THE MELBOURNE CUP WILL WELCOME THOUSANDS
The race that stops the nation will now be the race that restarts the city, with the Melbourne Cup taking place in front of up to 10,000 fans.
The trackside crowd was locked in on a trial basis for the state’s reopening, along with a return concert at the Sidney Myer Music Bowl on October 30 – days after the state is supposed to reach the 70% double dose cap – with Molly Meldrum calling for a ‘Best Of Melbourne’ bill to light up the scene.
“There are so many amazing singers who live here,” Meldrum told The Herald Sun.
Thousands of spectators will also be allowed on Oaks Day and Stakes Day, if 80% of people aged 16 and over across Victoria are fully vaccinated by then.
Prime Minister Daniel Andrews announced the events on Sunday, saying it was an important step forward.
“Getting vaccinated means we can open up, and indeed we will,” said Mr Andrews.
“We’re going to normalize the virus, walk through that tough bridge and open up and come back doing what we do best, which is the big events and all the things that absolutely define us. “
Victoria’s double dose rate is now 58.6% and is expected to reach 80% by November 5.
From Monday, a “vaccinated economy” trial will begin in 14 companies in six municipalities.
Businesses, including cinemas, hotels, cafes, a gym, a church and a beauty clinic, will test the technology of vaccination certificates.
This follows an update that will allow fully vaccinated Victorians to upload their vaccination certificates to the Service Victoria app starting Monday.
A lineup for the Melbourne concert, featuring only Victorian artists, will be unveiled soon.
But Meldrum and other figures in the music industry believe big names like Tina Arena, John Farnham, Kate Ceberano, Mark Seymour, James Reyne and Paul Kelly would be on a wishlist of potential performers. Others said the musical blockbusters Moulin Rouge and Frozen should also be considered.

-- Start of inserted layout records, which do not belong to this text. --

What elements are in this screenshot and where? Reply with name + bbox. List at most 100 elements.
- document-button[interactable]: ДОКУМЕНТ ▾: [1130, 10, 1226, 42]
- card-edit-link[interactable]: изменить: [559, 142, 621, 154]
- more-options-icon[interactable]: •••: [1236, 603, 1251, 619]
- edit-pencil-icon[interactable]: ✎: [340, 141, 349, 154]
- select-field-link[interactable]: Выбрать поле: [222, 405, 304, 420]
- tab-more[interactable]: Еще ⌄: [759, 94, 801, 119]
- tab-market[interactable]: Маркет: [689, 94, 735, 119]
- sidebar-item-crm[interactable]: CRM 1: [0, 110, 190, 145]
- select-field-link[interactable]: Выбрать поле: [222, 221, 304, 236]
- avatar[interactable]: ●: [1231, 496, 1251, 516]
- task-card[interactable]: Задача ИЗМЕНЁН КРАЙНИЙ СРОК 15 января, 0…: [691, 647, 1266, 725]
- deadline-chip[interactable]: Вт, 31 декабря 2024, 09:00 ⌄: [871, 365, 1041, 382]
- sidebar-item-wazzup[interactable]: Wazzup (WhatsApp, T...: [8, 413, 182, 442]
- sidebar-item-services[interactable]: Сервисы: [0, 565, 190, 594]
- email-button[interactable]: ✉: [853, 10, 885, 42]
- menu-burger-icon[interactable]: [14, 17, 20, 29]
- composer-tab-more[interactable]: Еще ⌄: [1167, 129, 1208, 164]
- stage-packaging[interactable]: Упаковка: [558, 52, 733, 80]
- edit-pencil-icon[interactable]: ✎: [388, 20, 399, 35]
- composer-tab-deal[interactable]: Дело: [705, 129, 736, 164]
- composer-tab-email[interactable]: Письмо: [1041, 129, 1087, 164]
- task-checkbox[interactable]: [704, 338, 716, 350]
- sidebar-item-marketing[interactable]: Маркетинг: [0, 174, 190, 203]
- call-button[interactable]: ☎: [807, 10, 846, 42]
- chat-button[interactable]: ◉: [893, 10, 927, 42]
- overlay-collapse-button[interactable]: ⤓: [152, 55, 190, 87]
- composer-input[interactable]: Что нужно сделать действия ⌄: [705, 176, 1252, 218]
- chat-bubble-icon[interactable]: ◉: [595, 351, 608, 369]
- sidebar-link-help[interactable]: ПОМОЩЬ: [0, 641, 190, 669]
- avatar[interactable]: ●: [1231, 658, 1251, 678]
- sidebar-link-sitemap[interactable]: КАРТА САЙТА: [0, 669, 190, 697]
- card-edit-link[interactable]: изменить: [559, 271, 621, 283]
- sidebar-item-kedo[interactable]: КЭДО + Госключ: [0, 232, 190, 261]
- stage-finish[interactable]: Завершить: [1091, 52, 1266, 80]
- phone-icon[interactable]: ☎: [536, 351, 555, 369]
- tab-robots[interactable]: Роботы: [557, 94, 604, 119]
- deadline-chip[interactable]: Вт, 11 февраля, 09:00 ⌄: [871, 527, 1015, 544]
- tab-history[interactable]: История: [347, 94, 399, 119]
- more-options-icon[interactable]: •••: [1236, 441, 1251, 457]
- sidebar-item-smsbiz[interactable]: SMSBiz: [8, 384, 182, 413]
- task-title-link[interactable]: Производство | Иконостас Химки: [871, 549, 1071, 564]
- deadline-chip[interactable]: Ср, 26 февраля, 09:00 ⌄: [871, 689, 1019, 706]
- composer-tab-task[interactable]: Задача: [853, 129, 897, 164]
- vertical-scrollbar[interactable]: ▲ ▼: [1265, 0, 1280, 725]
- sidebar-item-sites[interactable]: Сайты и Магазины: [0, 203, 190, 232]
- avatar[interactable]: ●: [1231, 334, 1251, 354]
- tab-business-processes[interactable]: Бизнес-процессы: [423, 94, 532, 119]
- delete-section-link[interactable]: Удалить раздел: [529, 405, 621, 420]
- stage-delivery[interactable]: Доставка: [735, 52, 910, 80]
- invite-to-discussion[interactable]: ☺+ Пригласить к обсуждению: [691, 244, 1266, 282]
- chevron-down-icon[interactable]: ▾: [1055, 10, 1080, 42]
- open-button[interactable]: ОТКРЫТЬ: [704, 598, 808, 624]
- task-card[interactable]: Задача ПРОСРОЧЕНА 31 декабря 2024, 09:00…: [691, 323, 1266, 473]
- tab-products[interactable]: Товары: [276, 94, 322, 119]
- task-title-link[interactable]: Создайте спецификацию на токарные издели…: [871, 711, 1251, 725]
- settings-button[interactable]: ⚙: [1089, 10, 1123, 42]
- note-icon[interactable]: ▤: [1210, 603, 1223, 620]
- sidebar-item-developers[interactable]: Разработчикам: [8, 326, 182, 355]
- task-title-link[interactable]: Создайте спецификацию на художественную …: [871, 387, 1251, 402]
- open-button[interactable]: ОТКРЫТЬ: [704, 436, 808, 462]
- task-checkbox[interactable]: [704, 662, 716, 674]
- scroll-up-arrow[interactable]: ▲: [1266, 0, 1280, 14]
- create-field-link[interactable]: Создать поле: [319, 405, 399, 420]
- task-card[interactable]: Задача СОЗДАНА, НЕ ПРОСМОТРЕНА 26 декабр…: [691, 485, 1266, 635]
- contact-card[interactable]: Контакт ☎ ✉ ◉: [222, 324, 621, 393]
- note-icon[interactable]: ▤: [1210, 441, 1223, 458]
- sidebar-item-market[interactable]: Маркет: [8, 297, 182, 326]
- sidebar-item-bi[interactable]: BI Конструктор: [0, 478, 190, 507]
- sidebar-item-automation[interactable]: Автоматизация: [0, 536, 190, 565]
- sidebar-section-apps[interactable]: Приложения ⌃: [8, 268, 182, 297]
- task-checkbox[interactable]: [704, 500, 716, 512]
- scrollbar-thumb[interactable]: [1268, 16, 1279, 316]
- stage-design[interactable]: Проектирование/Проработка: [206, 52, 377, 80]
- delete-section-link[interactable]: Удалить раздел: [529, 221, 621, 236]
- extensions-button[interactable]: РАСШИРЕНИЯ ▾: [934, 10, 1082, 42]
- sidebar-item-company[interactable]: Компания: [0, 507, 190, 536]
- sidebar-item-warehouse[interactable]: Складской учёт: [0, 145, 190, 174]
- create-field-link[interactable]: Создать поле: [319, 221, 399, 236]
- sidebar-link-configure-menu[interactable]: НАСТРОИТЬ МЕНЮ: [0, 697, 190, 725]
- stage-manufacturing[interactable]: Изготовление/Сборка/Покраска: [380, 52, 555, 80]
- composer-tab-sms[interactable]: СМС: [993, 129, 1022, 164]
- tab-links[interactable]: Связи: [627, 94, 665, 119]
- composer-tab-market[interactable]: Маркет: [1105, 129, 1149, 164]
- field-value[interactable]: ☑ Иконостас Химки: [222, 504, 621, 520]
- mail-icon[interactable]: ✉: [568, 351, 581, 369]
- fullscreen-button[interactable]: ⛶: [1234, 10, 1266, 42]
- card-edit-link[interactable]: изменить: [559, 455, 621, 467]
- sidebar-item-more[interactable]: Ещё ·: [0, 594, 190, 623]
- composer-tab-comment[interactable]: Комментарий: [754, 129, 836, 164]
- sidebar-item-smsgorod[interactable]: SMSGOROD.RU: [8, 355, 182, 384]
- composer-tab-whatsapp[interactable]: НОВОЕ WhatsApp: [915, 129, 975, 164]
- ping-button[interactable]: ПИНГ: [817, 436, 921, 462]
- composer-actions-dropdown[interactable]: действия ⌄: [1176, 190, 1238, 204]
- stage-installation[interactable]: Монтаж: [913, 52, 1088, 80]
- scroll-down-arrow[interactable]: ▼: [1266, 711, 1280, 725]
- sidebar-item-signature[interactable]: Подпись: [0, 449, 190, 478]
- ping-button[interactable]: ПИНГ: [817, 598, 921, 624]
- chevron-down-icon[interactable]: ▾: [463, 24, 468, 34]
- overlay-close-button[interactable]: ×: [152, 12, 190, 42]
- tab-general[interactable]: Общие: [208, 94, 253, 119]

The plan to open Flemington to vaccinated punters has highlighted the benefits of being vaccinated against Covid-19, Racing Victoria chief executive Giles Thompson said.
As part of the move, participants will be spread across multiple zones with assigned seats.
They will only be able to attend if they wear a mask and are fully vaccinated, or have a vaccination exemption.
For the Cup, with a lower chance of the state reaching an 80% double dose rate by then, only those within 25 km of the track will be allowed to attend.
“We are delighted that the race to stop a nation heralds the restart of our city,” said Victorian Racing Club President Neil Wilson.
The club will work closely with the authorities on other rules for participation.
Victoria Chamber of Commerce and Industry chief executive Paul Guerra said a return of racing crowds would allow the state to resume its role as Australia’s event and sport capital – and would send “an important signal that Melbourne is back to business”.
While Victoria Tourism Industry Council chief executive Felicia Mariani said the kickoff “would give a sense of hope” that the state is on the road to recovery from huge losses.
But Save Victorian Events Inc spokesperson Simon Thewlis called the announcement a “slap in the face” to all companies in the event industry who are unsure of when they can accommodate more than 150 people inside. .
“Throughout this crisis we have seen one set of rules for the sport and another for the events industry,” he said.
Opposition spokesperson for small business and the CBD recovery, David Southwick, called for consistency, saying the government “picks and chooses winners and losers.”
Prime Minister Scott Morrison hailed the decision to vaccinate the crowds, saying the Victorians had sacrificed “a lot more” than anyone else in the country during the pandemic.